G-CSF-mobilized peripheral blood stem cells have long replaced marrow as the major source for allogeneic transplants. Conclusive evidence questioning the long-term safety of G-CSF for donors has not been provided, but the cumulative number of followed donors remains insufficient to rule out rare adverse events. A long-term active follow-up study of G-CSF-mobilized healthy volunteer donors was therefore performed.


Two hundred and three successive donors were evaluated pre-apheresis, subjected to G-CSF-mobilization/apheresis, and actively followed for 5 years by the same physicians and laboratories. Follow-up laboratory work included standard biochemical/haematological tests and T-cell phenotyping.

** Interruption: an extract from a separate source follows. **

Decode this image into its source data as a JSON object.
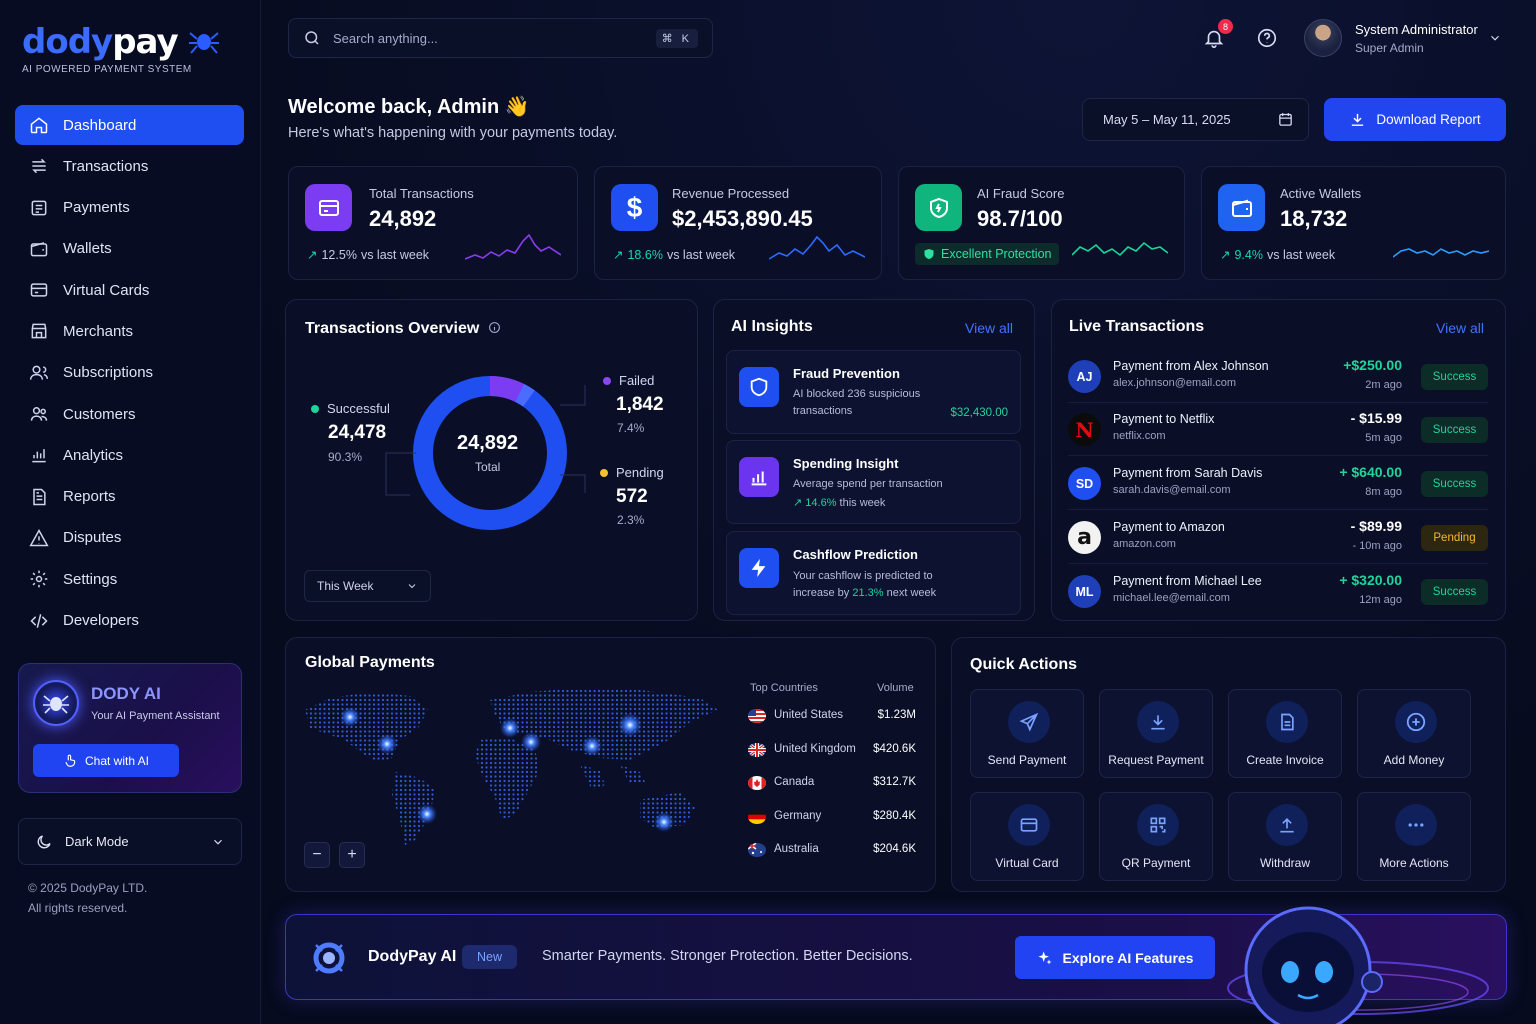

Donor epidemiology was typical for reported stem cell donor cohorts. Acute adverse effects of G-CSF and apheresis were mild and transient, consistent with the previous reports. Mean circulating CD34(+) cells after nine doses of G-CSF were 124 per μl. Other biochemical/haematological parameters were also altered, consistent with G-CSF treatment. Spleen enlargement was modest. At first follow-up, all clinical and laboratory parameters had normalized. Leucocyte/lymphocyte counts and CD4/CD8 ratios were the same as during premobilization work-up and remained unchanged throughout. A single severe but likely unrelated adverse event, a case of papillary thyroid carcinoma, was reported.


The studies add an observation time of almost 500 donor years to the growing body of evidence of the long-term safety of G-CSF for allogeneic donor stem cell mobilization.